Homework4. Tlearn 2: Back-propagation.

This is the second Tlearn assignment: the same rules for running the software in the lab B21 Dwinelle apply.

In this problem, we will experiment with a standard back-prop example, the auto-encoder. The basic idea is very simple, get Tlearn to produce output that is as close as possible to its input. As is conventional, we will restrict ourselves to binary strings. The catch is that the network will have a hidden layer that is significantly smaller than the input and output layers.

The basic case will have 4 binary input units, 2 hidden units and 4 output units. Only one input unit will be "on" ( =1) at a time and we want the network to learn weights that will make the corresponding output unit to turn on.

We can envision the network as doing a kind of compact encoding. For example, if some language had only 4 phonemes, the auditory system could get by with just 2 fibers for transmitting one phoneme at a time. More realistically, a phonemes from a language with 64 phonemes could be transmitted by just 6 nerve fibers from one brain region to another. One could imagine a complex neural structure that computed which phoneme was most likely at each moment and another complex structure that made use of phonemes to make up words. Since each phoneme has different uses, we would need a separate unit for each one at the receiving end, but the transmission could be done more compactly using the idea above.

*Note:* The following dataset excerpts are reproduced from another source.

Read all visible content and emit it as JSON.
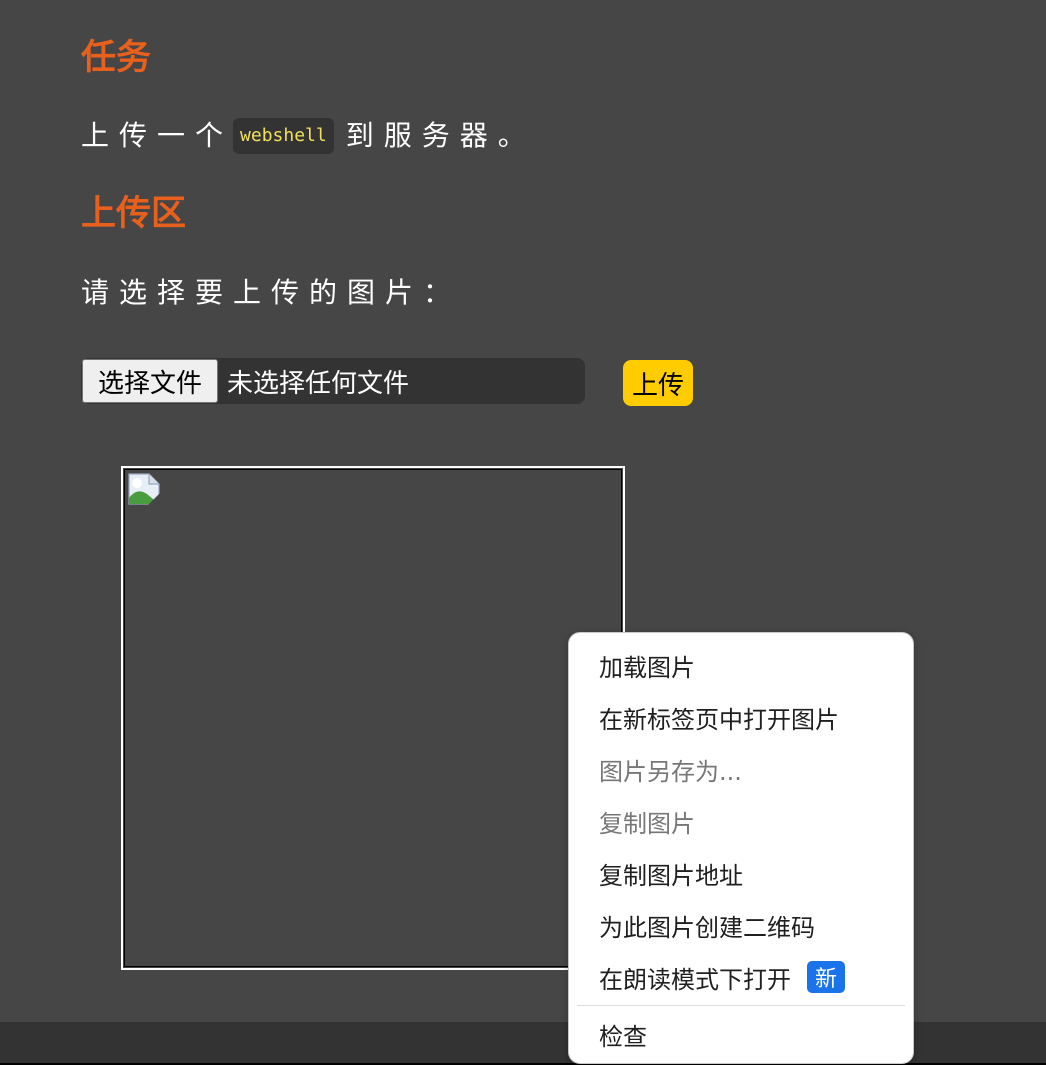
{
  "task": {
    "heading": "任务",
    "text_before": "上传一个",
    "code": "webshell",
    "text_after": "到服务器。"
  },
  "upload_area": {
    "heading": "上传区",
    "prompt": "请选择要上传的图片：",
    "choose_file_label": "选择文件",
    "file_status": "未选择任何文件",
    "upload_label": "上传"
  },
  "preview": {
    "image_state": "broken-image-icon"
  },
  "context_menu": {
    "items": [
      {
        "label": "加载图片",
        "enabled": true
      },
      {
        "label": "在新标签页中打开图片",
        "enabled": true
      },
      {
        "label": "图片另存为...",
        "enabled": false
      },
      {
        "label": "复制图片",
        "enabled": false
      },
      {
        "label": "复制图片地址",
        "enabled": true
      },
      {
        "label": "为此图片创建二维码",
        "enabled": true
      },
      {
        "label": "在朗读模式下打开",
        "enabled": true,
        "badge": "新"
      }
    ],
    "inspect_label": "检查"
  },
  "colors": {
    "background": "#464646",
    "heading": "#e8601c",
    "upload_button": "#ffcc00",
    "code_text": "#f1e05a",
    "badge": "#1a73e8"
  }
}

The assignment is to experiment with how well back-propagation learning can do at finding weights that will produce a good encoding.

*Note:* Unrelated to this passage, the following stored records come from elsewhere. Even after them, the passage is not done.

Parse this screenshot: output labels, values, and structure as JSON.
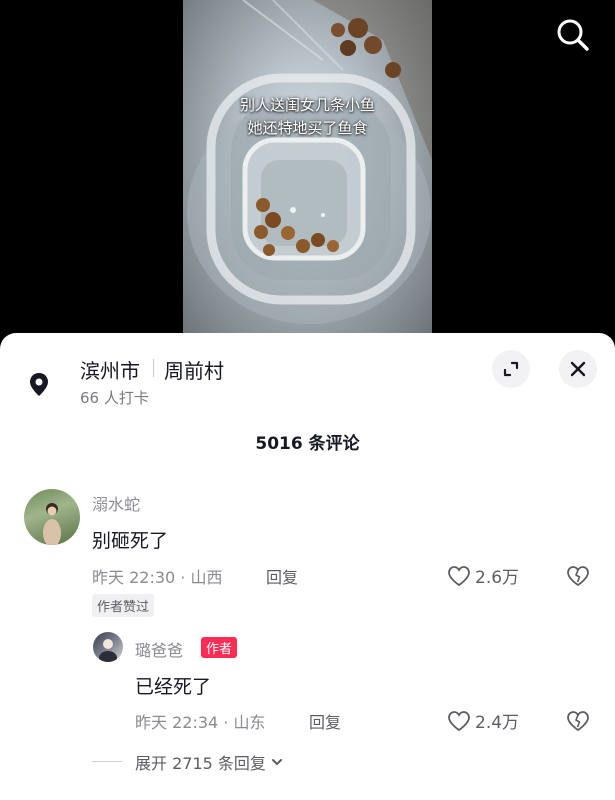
{
  "video": {
    "caption_line1": "别人送闺女几条小鱼",
    "caption_line2": "她还特地买了鱼食"
  },
  "icons": {
    "search": "search-icon",
    "location": "location-pin-icon",
    "expand": "expand-icon",
    "close": "close-icon",
    "like": "heart-outline-icon",
    "dislike": "broken-heart-icon",
    "chevron": "chevron-down-icon"
  },
  "location": {
    "city": "滨州市",
    "village": "周前村",
    "checkins": "66 人打卡"
  },
  "comments_header": {
    "count_label": "5016 条评论"
  },
  "comments": [
    {
      "username": "溺水蛇",
      "text": "别砸死了",
      "time_place": "昨天 22:30 · 山西",
      "reply_label": "回复",
      "likes": "2.6万",
      "badge": "作者赞过",
      "replies": [
        {
          "username": "璐爸爸",
          "author_tag": "作者",
          "text": "已经死了",
          "time_place": "昨天 22:34 · 山东",
          "reply_label": "回复",
          "likes": "2.4万"
        }
      ],
      "expand_replies_label": "展开 2715 条回复"
    }
  ],
  "colors": {
    "accent_red": "#fe2c55",
    "text_primary": "#161823",
    "text_secondary": "#8a8b91"
  }
}
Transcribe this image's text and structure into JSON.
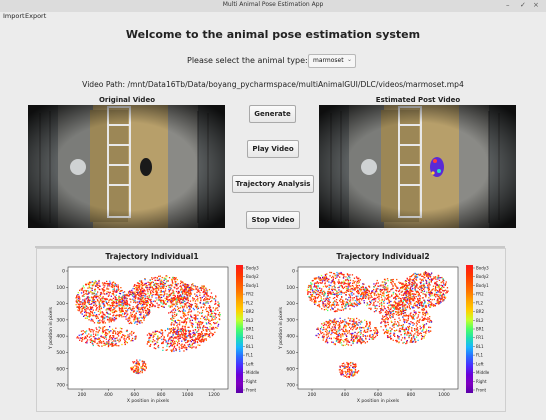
{
  "window": {
    "title": "Multi Animal Pose Estimation App"
  },
  "menu": {
    "items": [
      "Import",
      "Export"
    ]
  },
  "header": {
    "title": "Welcome to the animal pose estimation system"
  },
  "animal_select": {
    "label": "Please select the animal type:",
    "value": "marmoset"
  },
  "video_path": {
    "text": "Video Path: /mnt/Data16Tb/Data/boyang_pycharmspace/multiAnimalGUI/DLC/videos/marmoset.mp4"
  },
  "videos": {
    "original_label": "Original Video",
    "estimated_label": "Estimated Post Video"
  },
  "buttons": {
    "generate": "Generate",
    "play": "Play Video",
    "trajectory": "Trajectory Analysis",
    "stop": "Stop Video"
  },
  "plots": [
    {
      "title": "Trajectory Individual1",
      "xlabel": "X position in pixels",
      "ylabel": "Y position in pixels",
      "xticks": [
        "200",
        "400",
        "600",
        "800",
        "1000",
        "1200"
      ],
      "yticks": [
        "0",
        "100",
        "200",
        "300",
        "400",
        "500",
        "600",
        "700"
      ],
      "legend": [
        "Body3",
        "Body2",
        "Body1",
        "FR2",
        "FL2",
        "BR2",
        "BL2",
        "BR1",
        "FR1",
        "BL1",
        "FL1",
        "Left",
        "Middle",
        "Right",
        "Front"
      ]
    },
    {
      "title": "Trajectory Individual2",
      "xlabel": "X position in pixels",
      "ylabel": "Y position in pixels",
      "xticks": [
        "200",
        "400",
        "600",
        "800",
        "1000"
      ],
      "yticks": [
        "0",
        "100",
        "200",
        "300",
        "400",
        "500",
        "600",
        "700"
      ],
      "legend": [
        "Body3",
        "Body2",
        "Body1",
        "FR2",
        "FL2",
        "BR2",
        "BL2",
        "BR1",
        "FR1",
        "BL1",
        "FL1",
        "Left",
        "Middle",
        "Right",
        "Front"
      ]
    }
  ],
  "colors": {
    "heat_top": "#d7191c",
    "heat_mid": "#1ec6a3",
    "heat_bottom": "#6a00d8",
    "window_bg": "#ececec"
  }
}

1. Create a Tlearn project file for the 4-2-4 encoder problem. The first part of this assignment is to analyze how the system does on this task. As with the previous assignment, you should experiment with different values for the learning rate and momentum. We suggest using random initialization and sampling. Explain how the parameter values affected the final error rate and number of trials needed. Notice that, since the initial weights are random, separate runs might have wildly different outcomes. How does this relate to learning in animals?

2. For the second part of the assignment, you are to expand the task to solve the 8-3-8 encoder problem. Again experiment with and report on the effects of different parameter values. Do you notice any differences in moving to a larger task?

3. Finally, try Tlearn on the 9-3-9 encoder problem. Why can it learn this despite the fact that 3 bits is not enough to encode 9 values?

Homework 4 is due Monday, February 22.